Они отступили на шаг, окинув его взглядом, полным странной смеси дочерней заботы и холодной оценки, будто проверяли, как стоит новая мебель. Убедившись, что король водружён на место надлежащим образом, три сестры развернулись и походкой балерин, готовящихся к убийству, направились к выходу.

— Как же я хочу увидеть своими глазами, как этот проклятый Артур падет! — гневно выдохнула Хильдегарда, едва они вышли в коридор. Её кулаки сжались, и костяшки побелели. — Чтобы он ползал у моих ног и молил о пощаде, которую не получит!

— Так и будет, сестрица, — усмехнулась средняя, проводя рукой по лезвию одного из висящих на стене церемониальных мечей.
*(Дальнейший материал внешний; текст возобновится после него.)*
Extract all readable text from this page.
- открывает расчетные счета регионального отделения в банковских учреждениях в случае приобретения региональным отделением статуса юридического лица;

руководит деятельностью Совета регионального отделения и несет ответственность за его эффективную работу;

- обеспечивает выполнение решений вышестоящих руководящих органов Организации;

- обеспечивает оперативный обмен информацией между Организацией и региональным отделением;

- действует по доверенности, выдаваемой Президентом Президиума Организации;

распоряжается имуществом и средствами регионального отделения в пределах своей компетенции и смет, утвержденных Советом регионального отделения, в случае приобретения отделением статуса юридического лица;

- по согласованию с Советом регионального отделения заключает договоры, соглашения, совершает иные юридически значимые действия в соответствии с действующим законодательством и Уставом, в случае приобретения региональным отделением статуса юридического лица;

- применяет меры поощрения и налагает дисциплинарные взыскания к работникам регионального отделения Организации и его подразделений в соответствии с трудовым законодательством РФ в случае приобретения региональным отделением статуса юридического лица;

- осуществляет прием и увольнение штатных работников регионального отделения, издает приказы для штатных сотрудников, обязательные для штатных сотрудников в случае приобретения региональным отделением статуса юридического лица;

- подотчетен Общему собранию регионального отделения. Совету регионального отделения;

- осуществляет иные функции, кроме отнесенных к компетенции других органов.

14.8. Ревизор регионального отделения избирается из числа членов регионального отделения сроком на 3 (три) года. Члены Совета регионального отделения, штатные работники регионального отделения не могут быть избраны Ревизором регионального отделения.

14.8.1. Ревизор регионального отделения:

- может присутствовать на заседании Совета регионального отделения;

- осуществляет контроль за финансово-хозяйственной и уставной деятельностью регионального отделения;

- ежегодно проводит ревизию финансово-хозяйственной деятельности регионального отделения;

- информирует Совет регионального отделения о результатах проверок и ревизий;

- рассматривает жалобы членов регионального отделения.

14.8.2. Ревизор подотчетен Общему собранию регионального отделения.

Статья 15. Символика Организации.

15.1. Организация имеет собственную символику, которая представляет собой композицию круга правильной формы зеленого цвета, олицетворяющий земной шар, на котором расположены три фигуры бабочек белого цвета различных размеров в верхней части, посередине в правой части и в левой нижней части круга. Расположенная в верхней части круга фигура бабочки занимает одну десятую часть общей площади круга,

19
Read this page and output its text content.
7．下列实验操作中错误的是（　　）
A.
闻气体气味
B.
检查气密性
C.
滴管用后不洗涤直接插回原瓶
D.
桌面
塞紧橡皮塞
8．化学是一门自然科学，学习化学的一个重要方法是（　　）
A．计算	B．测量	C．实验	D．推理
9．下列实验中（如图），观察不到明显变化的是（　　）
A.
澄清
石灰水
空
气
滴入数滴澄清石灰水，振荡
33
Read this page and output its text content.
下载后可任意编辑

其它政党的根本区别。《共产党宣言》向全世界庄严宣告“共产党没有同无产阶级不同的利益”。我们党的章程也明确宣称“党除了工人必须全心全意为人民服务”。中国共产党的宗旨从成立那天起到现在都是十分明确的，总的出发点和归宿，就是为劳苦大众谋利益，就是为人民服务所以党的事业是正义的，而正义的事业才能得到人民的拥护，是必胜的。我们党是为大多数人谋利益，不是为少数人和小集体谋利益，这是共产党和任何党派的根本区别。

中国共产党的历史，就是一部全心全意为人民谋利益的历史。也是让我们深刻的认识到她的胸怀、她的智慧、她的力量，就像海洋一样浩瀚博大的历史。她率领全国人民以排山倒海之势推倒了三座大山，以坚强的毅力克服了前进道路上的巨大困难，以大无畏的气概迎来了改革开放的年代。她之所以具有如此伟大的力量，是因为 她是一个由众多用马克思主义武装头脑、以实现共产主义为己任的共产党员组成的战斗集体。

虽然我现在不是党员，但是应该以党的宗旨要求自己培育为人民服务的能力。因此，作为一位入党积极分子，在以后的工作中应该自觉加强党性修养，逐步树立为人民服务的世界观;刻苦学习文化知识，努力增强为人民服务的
Лезвие тихо зазвенело. — Я надеюсь, нам принесут его голову на серебряном подносе. Мы её начистим до блеска и повесим прямо над троном отца. Чтобы все видели, что бывает с теми, кто смеет бросать вызов Эрнгарду.

— О, да! — захлопала в ладоши младшая, и её голубые глаза загорелись не детским восторгом. — А мне его кошколюдку! Ту, с розовым хвостиком! Я хочу, чтобы мне принесли её ушки! Я сделаю из них сережки! А хвостик… хвостик пойдёт на украшение для моей шляпки!

Они остановились на мгновение у огромного арочного окна, из которого открывался вид на клокочущую сталью площадь. Три прекрасных, идеальных профиля с ледяными глазами осветились одной и той же мыслью.

И тогда они зловеще посмеялись.

Это не был смех веселья. Это было трио колокольчиков, отлитых из утреннего инея на могильной плите — высокое, звенящее и до жути бесчувственное. Он эхом разнесся по пустому коридору, заставив даже проходящего вдали слугу замереть и сгореть от желания провалиться сквозь каменные плиты.

Повернувшись, три блондинки, три надежды Эрнгарда, поплыли дальше, оставляя за собой в воздухе лишь лёгкий аромат морозного цветка и невысказанную, но всеми ощущаемую угрозу. Угрозу, которая вот-вот обрушится на Драконхейм.

Массивная дубовая дверь с железными накладками захлопнулась за Хильдегардой, отгородив ее от мира холодной жестокости и долга. Ее покои были не будуаром принцессы, а скорее личной казармой. Воздух пахн воском для полировки металла и едва уловимой ноткой ладана. На стенах — не гобелены с пасторальными сценами, а развешанное в идеальном порядке оружие: парадный двуручный меч, боевой топор с выщербленным лезвием, увековечившим не одну битву, и изящный, но смертоносный рапира. На полках стояли не безделушки, а аккуратные стопки военных трактатов и макеты осадных орудий.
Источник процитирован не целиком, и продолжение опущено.